A ordem foi cumprida, e o santo Apóstolo foi esfolado vivo. Durante este suplício desumano, o santo não cessou de louvar a Deus e de proclamar a verdadeira fé. Deus preservou-lhe a vida milagrosamente até que a pele lhe foi arrancada de todo o corpo e, como continuasse a proclamar a verdadeira fé, o tirano mandou-o decapitar. No entanto, o Todo-Poderoso castigou visivelmente o rei e os sacerdotes idólatras, que instigaram essa terrível crueldade. Todos eles ficaram possuídos pelo Maligno e, depois de serem atormentados por ele durante trinta dias, foram estrangulados. 

Os cristãos colocaram o corpo santo do mártir num caixão de chumbo e o sepultaram com todas as honras. Posteriormente, os pagãos jogaram no mar o caixão de chumbo com as relíquias de São Bartolomeu. Porém, as ondas o sustentaram milagrosamente e o levaram até a ilha de Lipari, onde os cristãos receberam com alegria os sagrados restos mortais e os colocaram numa igreja erguida para esse fim. Em seguida, esse tesouro sagrado foi levado para Benevento e, finalmente, no reinado de Otão II, foi transportado para Roma, onde é guardado até hoje com grande honra.

“Martírio de São Bartolomeu”, por Stefan Lochner.

Considerações práticas

I. Bartolomeu, o santo Apóstolo, punha-se de joelhos cem vezes durante o dia, e outras tantas à noite, para suplicar ao Todo-Poderoso. Um Apóstolo conseguia tempo livre para isso, mesmo sobrecarregado de trabalho missionário, certo de que contava com o auxílio divino em todos os seus empreendimentos. E quanto a você, caro leitor, que não tem tanto trabalho e nem tem a certeza do auxílio divino, mas ainda assim raramente se refugia na oração? Qual é a razão disso?

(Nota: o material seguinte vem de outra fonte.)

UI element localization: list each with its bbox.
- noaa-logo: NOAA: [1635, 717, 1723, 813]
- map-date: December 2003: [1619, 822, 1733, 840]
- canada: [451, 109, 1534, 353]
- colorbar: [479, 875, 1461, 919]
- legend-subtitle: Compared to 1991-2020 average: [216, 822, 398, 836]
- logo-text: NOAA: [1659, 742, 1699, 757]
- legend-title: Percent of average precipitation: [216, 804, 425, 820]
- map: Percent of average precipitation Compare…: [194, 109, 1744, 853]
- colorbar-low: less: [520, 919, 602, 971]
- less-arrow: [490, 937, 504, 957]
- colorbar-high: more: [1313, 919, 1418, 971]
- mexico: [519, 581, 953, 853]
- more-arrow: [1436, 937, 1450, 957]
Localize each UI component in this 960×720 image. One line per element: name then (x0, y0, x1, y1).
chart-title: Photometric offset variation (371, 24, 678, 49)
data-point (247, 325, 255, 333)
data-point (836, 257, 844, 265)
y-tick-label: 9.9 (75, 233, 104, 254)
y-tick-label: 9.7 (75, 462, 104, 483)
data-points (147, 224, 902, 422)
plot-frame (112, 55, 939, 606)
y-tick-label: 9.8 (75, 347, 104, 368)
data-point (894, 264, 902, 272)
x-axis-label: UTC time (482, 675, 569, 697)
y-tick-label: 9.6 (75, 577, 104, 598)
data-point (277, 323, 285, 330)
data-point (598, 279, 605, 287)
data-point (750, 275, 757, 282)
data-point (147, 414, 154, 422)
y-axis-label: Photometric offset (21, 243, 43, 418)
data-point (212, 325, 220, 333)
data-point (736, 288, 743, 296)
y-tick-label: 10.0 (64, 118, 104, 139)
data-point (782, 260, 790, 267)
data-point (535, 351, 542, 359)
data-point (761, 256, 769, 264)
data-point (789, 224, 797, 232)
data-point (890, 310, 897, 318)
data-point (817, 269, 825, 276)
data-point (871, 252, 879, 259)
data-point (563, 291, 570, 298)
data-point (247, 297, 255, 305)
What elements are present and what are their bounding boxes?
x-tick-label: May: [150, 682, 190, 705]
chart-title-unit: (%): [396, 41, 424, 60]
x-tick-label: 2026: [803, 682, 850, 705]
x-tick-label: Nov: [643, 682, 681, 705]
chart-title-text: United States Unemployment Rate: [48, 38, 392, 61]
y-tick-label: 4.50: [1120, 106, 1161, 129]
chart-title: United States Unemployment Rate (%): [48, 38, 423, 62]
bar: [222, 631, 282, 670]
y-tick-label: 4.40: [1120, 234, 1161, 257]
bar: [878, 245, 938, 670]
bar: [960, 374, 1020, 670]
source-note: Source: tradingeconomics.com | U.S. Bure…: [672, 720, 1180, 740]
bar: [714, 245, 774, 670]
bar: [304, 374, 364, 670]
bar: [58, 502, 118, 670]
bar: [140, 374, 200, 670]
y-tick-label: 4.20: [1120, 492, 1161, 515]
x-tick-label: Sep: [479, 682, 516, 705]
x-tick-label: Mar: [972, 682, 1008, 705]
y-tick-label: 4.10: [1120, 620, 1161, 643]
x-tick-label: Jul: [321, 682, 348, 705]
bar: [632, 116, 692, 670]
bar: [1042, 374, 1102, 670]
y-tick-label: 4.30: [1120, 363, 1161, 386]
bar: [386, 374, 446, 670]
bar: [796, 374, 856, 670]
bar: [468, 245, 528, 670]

Talvez você seja uma dessas pessoas negligentes, que nem sequer pensam em suas orações da manhã e da noite, mas que, como brutos mudos, se levantam e se deitam novamente. É claro que nunca passou por sua cabeça a ideia de rezar durante o dia! Você chamaria isso, nem diria (de) vida cristã, mas de vida racional? Pretende continuar assim?

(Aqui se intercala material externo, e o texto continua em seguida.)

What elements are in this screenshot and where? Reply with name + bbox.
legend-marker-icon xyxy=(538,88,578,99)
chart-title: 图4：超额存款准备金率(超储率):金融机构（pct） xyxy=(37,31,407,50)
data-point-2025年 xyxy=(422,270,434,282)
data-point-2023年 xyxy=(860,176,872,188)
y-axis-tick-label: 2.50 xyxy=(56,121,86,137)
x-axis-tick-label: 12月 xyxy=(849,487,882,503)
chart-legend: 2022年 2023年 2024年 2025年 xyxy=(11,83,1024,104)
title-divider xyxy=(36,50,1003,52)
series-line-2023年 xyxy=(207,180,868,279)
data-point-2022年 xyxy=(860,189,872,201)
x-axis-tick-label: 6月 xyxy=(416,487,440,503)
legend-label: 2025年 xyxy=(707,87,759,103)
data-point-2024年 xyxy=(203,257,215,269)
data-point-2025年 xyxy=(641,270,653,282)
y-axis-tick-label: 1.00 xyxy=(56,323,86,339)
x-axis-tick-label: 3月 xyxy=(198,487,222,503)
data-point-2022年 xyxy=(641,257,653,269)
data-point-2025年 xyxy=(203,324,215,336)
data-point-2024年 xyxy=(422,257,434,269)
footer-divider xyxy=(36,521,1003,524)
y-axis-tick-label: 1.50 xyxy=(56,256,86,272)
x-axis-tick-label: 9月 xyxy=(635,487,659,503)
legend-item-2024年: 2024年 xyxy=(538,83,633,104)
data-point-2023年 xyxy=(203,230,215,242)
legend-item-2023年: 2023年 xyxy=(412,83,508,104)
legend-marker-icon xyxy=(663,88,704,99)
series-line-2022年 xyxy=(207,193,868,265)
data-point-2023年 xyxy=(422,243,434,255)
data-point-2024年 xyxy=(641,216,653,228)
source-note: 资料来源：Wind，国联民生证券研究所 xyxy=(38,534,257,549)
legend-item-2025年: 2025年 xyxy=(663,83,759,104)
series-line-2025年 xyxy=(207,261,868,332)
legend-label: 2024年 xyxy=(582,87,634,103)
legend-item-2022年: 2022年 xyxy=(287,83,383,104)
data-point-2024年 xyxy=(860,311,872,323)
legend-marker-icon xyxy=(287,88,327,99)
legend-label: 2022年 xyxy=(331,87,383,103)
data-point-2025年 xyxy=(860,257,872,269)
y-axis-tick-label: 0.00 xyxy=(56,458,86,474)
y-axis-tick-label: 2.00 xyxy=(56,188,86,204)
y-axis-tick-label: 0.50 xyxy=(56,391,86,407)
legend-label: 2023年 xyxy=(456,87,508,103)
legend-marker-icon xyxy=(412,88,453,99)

Não peço que se ajoelhe cem vezes de dia e de noite, mas recomendo-lhe que reze com mais frequência e devoção do que tem feito até agora. Em primeiro lugar, não deixe de voltar seu pensamento para o Céu, de manhã e à noite, nem que seja apenas para uma breve oração. Se alguma vez deixar de fazê-lo, espero que seja nos dias em que os benefícios do Todo-Poderoso não lhe sejam tão necessários. 

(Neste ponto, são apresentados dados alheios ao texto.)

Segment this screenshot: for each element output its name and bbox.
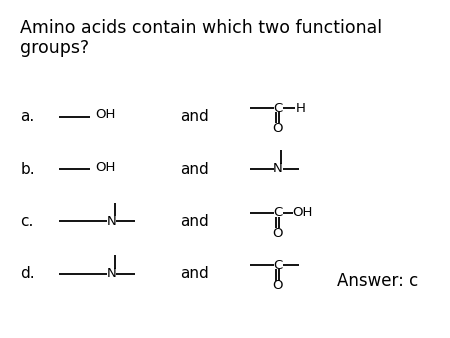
Text: d.: d.	[20, 266, 35, 281]
Text: C: C	[274, 207, 283, 219]
Text: and: and	[180, 162, 209, 176]
Text: H: H	[296, 102, 306, 115]
Text: Answer: c: Answer: c	[338, 271, 418, 290]
Text: OH: OH	[95, 108, 116, 121]
Text: O: O	[272, 227, 283, 240]
Text: C: C	[274, 259, 283, 272]
Text: b.: b.	[20, 162, 35, 176]
Text: c.: c.	[20, 214, 34, 229]
Text: O: O	[272, 279, 283, 292]
Text: O: O	[272, 122, 283, 135]
Text: OH: OH	[292, 207, 313, 219]
Text: N: N	[107, 267, 117, 280]
Text: Amino acids contain which two functional
groups?: Amino acids contain which two functional…	[20, 19, 382, 57]
Text: a.: a.	[20, 109, 35, 124]
Text: and: and	[180, 214, 209, 229]
Text: OH: OH	[95, 161, 116, 174]
Text: C: C	[274, 102, 283, 115]
Text: N: N	[273, 163, 283, 175]
Text: and: and	[180, 109, 209, 124]
Text: N: N	[107, 215, 117, 228]
Text: and: and	[180, 266, 209, 281]
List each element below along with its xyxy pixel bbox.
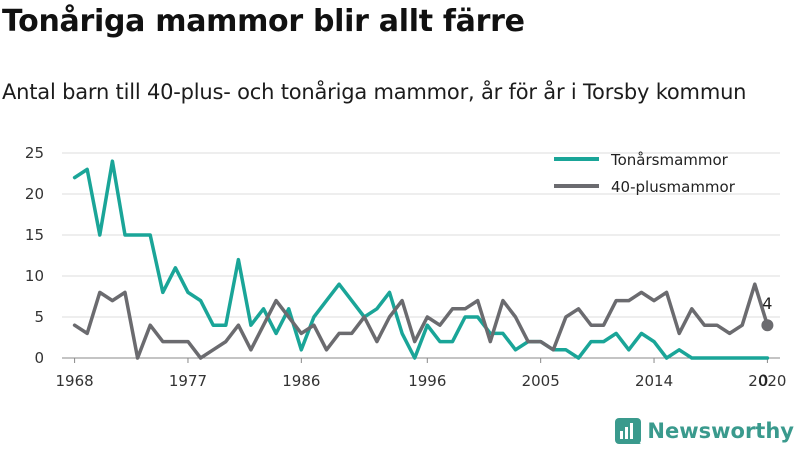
series-lines — [72, 159, 770, 360]
series-line — [72, 159, 770, 360]
chart-title: Tonåriga mammor blir allt färre — [2, 4, 525, 39]
axis-labels: 0 5 10 15 20 25 1968 1977 1986 1996 2005 2014 2020 — [25, 144, 787, 390]
end-labels: 40 — [758, 294, 774, 390]
x-tick-label: 2005 — [522, 372, 560, 390]
x-tick-label: 1968 — [56, 372, 94, 390]
x-tick-label: 1986 — [282, 372, 320, 390]
end-value-label: 0 — [758, 371, 768, 390]
y-tick-label: 20 — [25, 185, 44, 203]
newsworthy-logo-icon — [615, 418, 642, 444]
x-tick-label: 2020 — [748, 372, 786, 390]
legend-label: Tonårsmammor — [610, 151, 729, 169]
x-tick-label: 1977 — [169, 372, 207, 390]
legend-label: 40-plusmammor — [611, 178, 736, 196]
y-tick-label: 25 — [25, 144, 44, 162]
end-value-label: 4 — [762, 294, 772, 313]
brand-name: Newsworthy — [647, 419, 794, 443]
y-tick-label: 10 — [25, 267, 44, 285]
y-tick-label: 15 — [25, 226, 44, 244]
y-tick-label: 0 — [34, 349, 44, 367]
end-point-marker — [761, 319, 774, 332]
chart-subtitle: Antal barn till 40-plus- och tonåriga ma… — [2, 80, 747, 104]
legend: Tonårsmammor 40-plusmammor — [554, 151, 736, 196]
y-tick-label: 5 — [34, 308, 44, 326]
brand-logo: Newsworthy — [615, 418, 794, 444]
x-tick-label: 2014 — [635, 372, 673, 390]
series-line — [72, 282, 770, 360]
x-tick-label: 1996 — [408, 372, 446, 390]
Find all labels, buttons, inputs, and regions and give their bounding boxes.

Mas quando esse dia chegará? Certamente, nunca enquanto estiver vivo; pois não há dia em que sua alma e seu corpo são expostos a perigos que não requeiram o auxílio do Altíssimo. Por isso, é mais do que um dever rezar de manhã, com todo o fervor, para obter esse auxílio divino. E como não há dia em que o Todo-Poderoso não lhe conceda alguma graça, seja para a alma, seja para o corpo, você também tem o dever de agradecer a Ele ao fim do dia. 

Durante a noite, você fica tão vulnerável às perseguições do maligno e dos homens maus quanto durante o dia; portanto, precisa da proteção de Deus a todo momento. 

Mas como você pode esperar essa ajuda, se nem sequer a pede? “Acordamos de manhã — diz São João Crisóstomo — e não sabemos o que poderá acontecer conosco durante o dia, pois vivemos cercados de perigos. Então, por que não pedimos ajuda a Deus?” Faça isso ao menos de manhã e à noite, e também ao longo do dia, enquanto estiver trabalhando.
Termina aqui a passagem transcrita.